Marines Could Cut 8,000 Troops If Sequestration Sticks Around

A Marine trains in Hawaii in 2011. A Marine trains in Hawaii in 2011. Defense Department

Marine Corps Commandant Gen. James Amos said Wednesday that continued budget cuts from sequestration could mean the loss of 8,000 troops from the service.

Defense Department managers know more precisely where the cuts would come, but Amos declined to provide specifics to reporters at the Defense Writers Group, The Hill reported.  The final decision remains with Defense Secretary Chuck Hagel’s office, according to Amos,

The commandant said that he didn’t “want this to happen” and was working with leaders in the service and at Defense to ensure that the country had “the best Marine Corps it [could] afford,” according to the American Forces Press Service.

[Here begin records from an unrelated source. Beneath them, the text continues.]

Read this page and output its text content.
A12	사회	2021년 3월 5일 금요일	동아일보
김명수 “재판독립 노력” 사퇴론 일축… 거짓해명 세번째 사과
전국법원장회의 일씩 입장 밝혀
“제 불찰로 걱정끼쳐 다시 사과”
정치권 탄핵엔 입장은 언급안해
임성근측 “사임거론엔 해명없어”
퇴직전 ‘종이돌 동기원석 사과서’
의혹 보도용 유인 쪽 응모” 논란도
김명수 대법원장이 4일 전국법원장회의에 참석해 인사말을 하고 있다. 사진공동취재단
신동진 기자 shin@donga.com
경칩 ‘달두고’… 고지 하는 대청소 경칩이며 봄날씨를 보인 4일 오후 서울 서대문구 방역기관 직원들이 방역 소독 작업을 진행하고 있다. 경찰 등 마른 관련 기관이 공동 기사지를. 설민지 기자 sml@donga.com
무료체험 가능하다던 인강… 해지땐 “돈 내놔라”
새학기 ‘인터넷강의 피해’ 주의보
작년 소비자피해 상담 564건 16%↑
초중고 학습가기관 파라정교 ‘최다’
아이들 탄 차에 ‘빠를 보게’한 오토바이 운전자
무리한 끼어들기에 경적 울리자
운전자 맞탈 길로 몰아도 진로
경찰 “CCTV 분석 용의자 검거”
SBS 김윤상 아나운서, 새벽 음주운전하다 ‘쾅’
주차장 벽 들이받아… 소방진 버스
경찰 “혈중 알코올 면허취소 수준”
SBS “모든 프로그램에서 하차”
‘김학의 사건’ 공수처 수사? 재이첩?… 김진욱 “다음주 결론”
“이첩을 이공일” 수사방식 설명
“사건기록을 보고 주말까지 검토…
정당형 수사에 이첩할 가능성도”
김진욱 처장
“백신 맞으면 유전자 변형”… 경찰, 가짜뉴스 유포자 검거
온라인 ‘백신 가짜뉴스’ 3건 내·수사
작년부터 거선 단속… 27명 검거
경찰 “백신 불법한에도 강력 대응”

The announcement of possible cuts comes after Army Chief of Staff Gen. Ray Odierno outlined an 80,000-troop force reduction.  He said Tuesday that the service was undertaking the cuts primarily because of the 2011 Budget Control Act, and that further reductions may be necessary should sequestration remain in place.

Though it’s unclear whether the cuts would affect civilian jobs in the Marine Corps, Odierno said Tuesday that the Army’s troop cuts would be “commensurate” with a drawdown in civilian personnel in the service. The Navy recently announced a reduction in force for 745 civilian positions, citing budget cuts.